Exemptions in Chapter 7 bankruptcy allow you to keep some or all of your property after you file a Chapter 7 case. There are exemptions for all kinds of property, including furniture, cars, houses, pensions, cash, and tools.
The actual exemptions you have available to you will depend on the state in which you file bankruptcy and whether you choose to state or federal exemptions. However, the application of exemptions to your property is the same -- the Chapter 7 bankruptcy trustee cannot take and sell exempt property.
(To learn which exemptions you can use (federal or state), federal exemption amounts, and the exemption amounts in your state, see our Bankruptcy Exemptions area.)
The Bankruptcy Estate
When you file for Chapter 7 bankruptcy, you must list all of your property in your bankruptcy papers. The court appoints a bankruptcy trustee to administer your bankruptcy case and estate, and sell your property in order to repay your creditors. However, if an item of property is exempt, the trustee cannot touch it. Bankruptcy exemptions allow most Chapter 7 filers to keep their things.
(To learn more, see Chapter 7 Bankruptcy.)
How Exemptions Work
Exemptions are laws that allow you to protect value in your property by exempting that property from the bankruptcy estate. Exempting property from the bankruptcy estate prevents the trustee from selling it and allows you to keep it. Alternatively, if you can only exempt a portion of the asset's value, the trustee can sell the asset, but he or she must pay you the exemption amount from the sale proceeds.
Exemptions apply to equity in property. If you own the property free and clear, you must exempt the entire value to protect the asset. If you owe money on the asset, the equity is the difference between the value of the asset and the amount you owe. For example, if you owe $100,000 on your house but your house is worth $125,000, you have $25,000 in equity, and if you do not exempt that equity, the trustee will either try to sell your house or demand that you pay the equity into the estate.
What Exemptions Can Do for You
Bankruptcy law provides a list of different types of property that you can exempt from the bankruptcy estate, up to a certain dollar amount. If you have the type of property described in the exemption law, you can exempt the value of that property's equity up to the amount shown in the exemption.

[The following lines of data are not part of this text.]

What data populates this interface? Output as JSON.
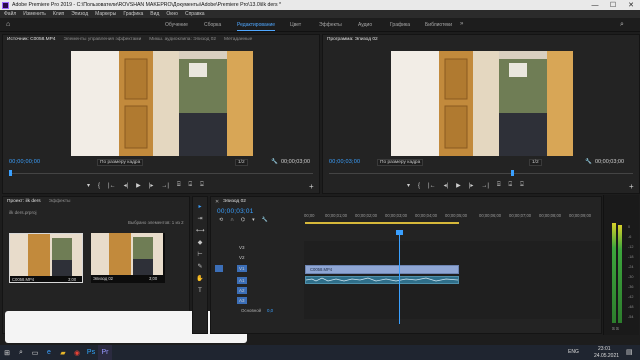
{
  "window": {
    "title": "Adobe Premiere Pro 2019 - C:\\Пользователи\\ROVSHAN MAKEPRO\\Документы\\Adobe\\Premiere Pro\\13.0\\ilk ders *",
    "min": "—",
    "max": "☐",
    "close": "✕"
  },
  "menu": [
    "Файл",
    "Изменить",
    "Клип",
    "Эпизод",
    "Маркеры",
    "Графика",
    "Вид",
    "Окно",
    "Справка"
  ],
  "workspaces": {
    "items": [
      "Обучение",
      "Сборка",
      "Редактирование",
      "Цвет",
      "Эффекты",
      "Аудио",
      "Графика",
      "Библиотеки"
    ],
    "active": "Редактирование",
    "more": "»"
  },
  "source": {
    "tabs": [
      "Источник: C0058.MP4",
      "Элементы управления эффектами",
      "Микш. аудиоклипа: Эпизод 02",
      "Метаданные"
    ],
    "tc_left": "00;00;00;00",
    "fit": "По размеру кадра",
    "res": "1/2",
    "tc_right": "00;00;03;00"
  },
  "program": {
    "tabs": [
      "Программа: Эпизод 02"
    ],
    "tc_left": "00;00;03;00",
    "fit": "По размеру кадра",
    "res": "1/2",
    "tc_right": "00;00;03;00"
  },
  "transport": [
    "▾",
    "{",
    "|←",
    "◂|",
    "▶",
    "|▸",
    "→|",
    "⌸",
    "⌹",
    "⌺"
  ],
  "project": {
    "tabs": [
      "Проект: ilk ders",
      "Эффекты"
    ],
    "path": "ilk ders.prproj",
    "selected_info": "Выбрано элементов: 1 из 2",
    "items": [
      {
        "name": "C0058.MP4",
        "dur": "3;00"
      },
      {
        "name": "Эпизод 02",
        "dur": "3;00"
      }
    ]
  },
  "tools": [
    "▸",
    "⇥",
    "⟷",
    "◆",
    "⊢",
    "✎",
    "✋",
    "T"
  ],
  "timeline": {
    "tab": "Эпизод 02",
    "tc": "00;00;03;01",
    "ruler": [
      "00;00",
      "00;00;01;00",
      "00;00;02;00",
      "00;00;03;00",
      "00;00;04;00",
      "00;00;05;00",
      "00;00;06;00",
      "00;00;07;00",
      "00;00;08;00",
      "00;00;09;00"
    ],
    "video_tracks": [
      "V3",
      "V2",
      "V1"
    ],
    "audio_tracks": [
      "A1",
      "A2",
      "A3"
    ],
    "clip_label": "C0058.MP4",
    "master": "Основной",
    "master_val": "0,0"
  },
  "meter": {
    "labels": [
      "0",
      "-6",
      "-12",
      "-18",
      "-24",
      "-30",
      "-36",
      "-42",
      "-48",
      "-54"
    ],
    "bottom": "S S"
  },
  "taskbar": {
    "lang": "ENG",
    "time": "23:01",
    "date": "24.05.2021"
  },
  "colors": {
    "accent": "#3aa0ff",
    "clip_video": "#8fa6d4",
    "clip_audio": "#2f6f8a"
  }
}
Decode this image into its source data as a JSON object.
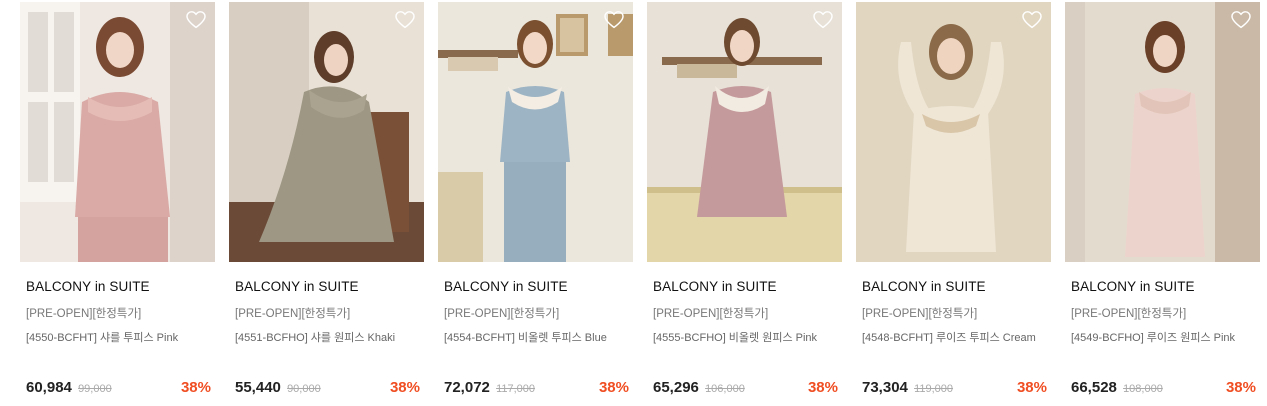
{
  "products": [
    {
      "brand": "BALCONY in SUITE",
      "tag": "[PRE-OPEN][한정특가]",
      "name": "[4550-BCFHT] 샤를 투피스 Pink",
      "price": "60,984",
      "original_price": "99,000",
      "discount": "38%",
      "colors": {
        "bg": "#efe7e1",
        "dress": "#d9aaa6"
      }
    },
    {
      "brand": "BALCONY in SUITE",
      "tag": "[PRE-OPEN][한정특가]",
      "name": "[4551-BCFHO] 샤를 원피스 Khaki",
      "price": "55,440",
      "original_price": "90,000",
      "discount": "38%",
      "colors": {
        "bg": "#e9e1d6",
        "dress": "#9e9784"
      }
    },
    {
      "brand": "BALCONY in SUITE",
      "tag": "[PRE-OPEN][한정특가]",
      "name": "[4554-BCFHT] 비올렛 투피스 Blue",
      "price": "72,072",
      "original_price": "117,000",
      "discount": "38%",
      "colors": {
        "bg": "#ece7dc",
        "dress": "#9db4c4"
      }
    },
    {
      "brand": "BALCONY in SUITE",
      "tag": "[PRE-OPEN][한정특가]",
      "name": "[4555-BCFHO] 비올렛 원피스 Pink",
      "price": "65,296",
      "original_price": "106,000",
      "discount": "38%",
      "colors": {
        "bg": "#ebe5dc",
        "dress": "#c59a9c"
      }
    },
    {
      "brand": "BALCONY in SUITE",
      "tag": "[PRE-OPEN][한정특가]",
      "name": "[4548-BCFHT] 루이즈 투피스 Cream",
      "price": "73,304",
      "original_price": "119,000",
      "discount": "38%",
      "colors": {
        "bg": "#e6dcc9",
        "dress": "#efe6d6"
      }
    },
    {
      "brand": "BALCONY in SUITE",
      "tag": "[PRE-OPEN][한정특가]",
      "name": "[4549-BCFHO] 루이즈 원피스 Pink",
      "price": "66,528",
      "original_price": "108,000",
      "discount": "38%",
      "colors": {
        "bg": "#e4dbcf",
        "dress": "#ecd4cc"
      }
    }
  ]
}
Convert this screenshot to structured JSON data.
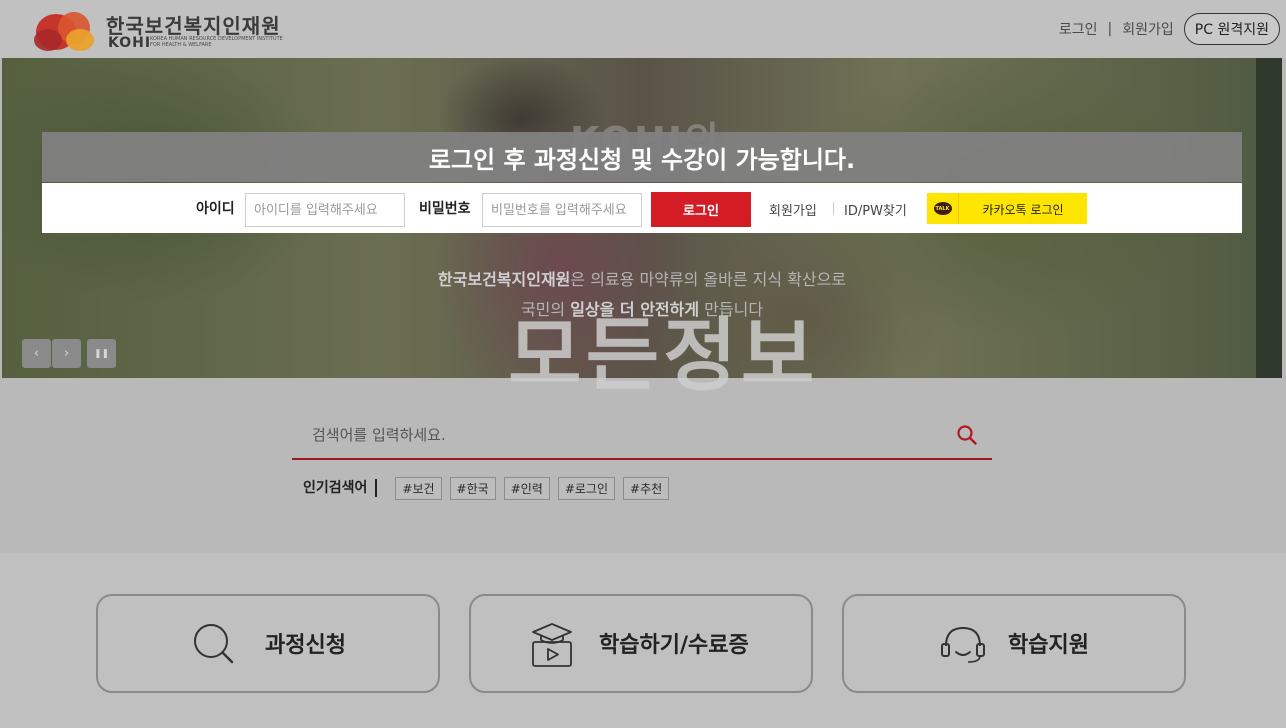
{
  "header": {
    "logo_ko": "한국보건복지인재원",
    "logo_en": "KOHI",
    "logo_sub": "KOREA HUMAN RESOURCE DEVELOPMENT INSTITUTE FOR HEALTH & WELFARE",
    "links": {
      "login": "로그인",
      "signup": "회원가입",
      "separator": "|"
    },
    "pc_remote": "PC 원격지원"
  },
  "hero": {
    "ghost_text": "KOHI의",
    "desc_line1_bold": "한국보건복지인재원",
    "desc_line1_rest": "은 의료용 마약류의 올바른 지식 확산으로",
    "desc_line2_pre": "국민의 ",
    "desc_line2_bold": "일상을 더 안전하게",
    "desc_line2_post": " 만듭니다",
    "controls": {
      "prev": "‹",
      "next": "›",
      "pause": "❚❚"
    },
    "big_ghost_text": "모든정보"
  },
  "login": {
    "title": "로그인 후 과정신청 및 수강이 가능합니다.",
    "id_label": "아이디",
    "id_placeholder": "아이디를 입력해주세요",
    "pw_label": "비밀번호",
    "pw_placeholder": "비밀번호를 입력해주세요",
    "login_button": "로그인",
    "signup_link": "회원가입",
    "find_link": "ID/PW찾기",
    "kakao_badge": "TALK",
    "kakao_button": "카카오톡 로그인"
  },
  "search": {
    "placeholder": "검색어를 입력하세요.",
    "popular_label": "인기검색어",
    "tags": [
      "#보건",
      "#한국",
      "#인력",
      "#로그인",
      "#추천"
    ]
  },
  "quick_menu": {
    "course_apply": "과정신청",
    "learning": "학습하기/수료증",
    "support": "학습지원"
  },
  "colors": {
    "accent_red": "#d31c24",
    "kakao_yellow": "#fee500",
    "overlay_gray": "#808080"
  }
}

Example. If you own a car worth $10,000 and you owe $7,000 on the car loan, you have $3,000 in equity. If the exemption laws you choose allow you to exempt up to $3,450 in a motor vehicle, you can exempt that $3,000 in equity, and the trustee will have no claim to the vehicle. (Note that if you owe money on a house or a car and you want to keep it, you must still repay the loan otherwise the lender can repossess or foreclose.)
Example. If you own a recreational speedboat worth $15,000 and you do not owe money on it, your equity in the boat is $15,000. If the exemption laws you choose do not have an exemption for recreational vehicles, you may be unable to exempt the boat, and the trustee may require you to turn the boat over to the estate for sale. Alternatively, if you have an exemption available that allows you to exempt up to $1,500 in any type of property (this is often called a wildcard exemption), you can apply that $1,500 exemption to the boat, leaving $13,500 in equity. The trustee will demand that you turn over the boat, but if the trustee sells the boat, he or she must pay you the $1,500 exemption.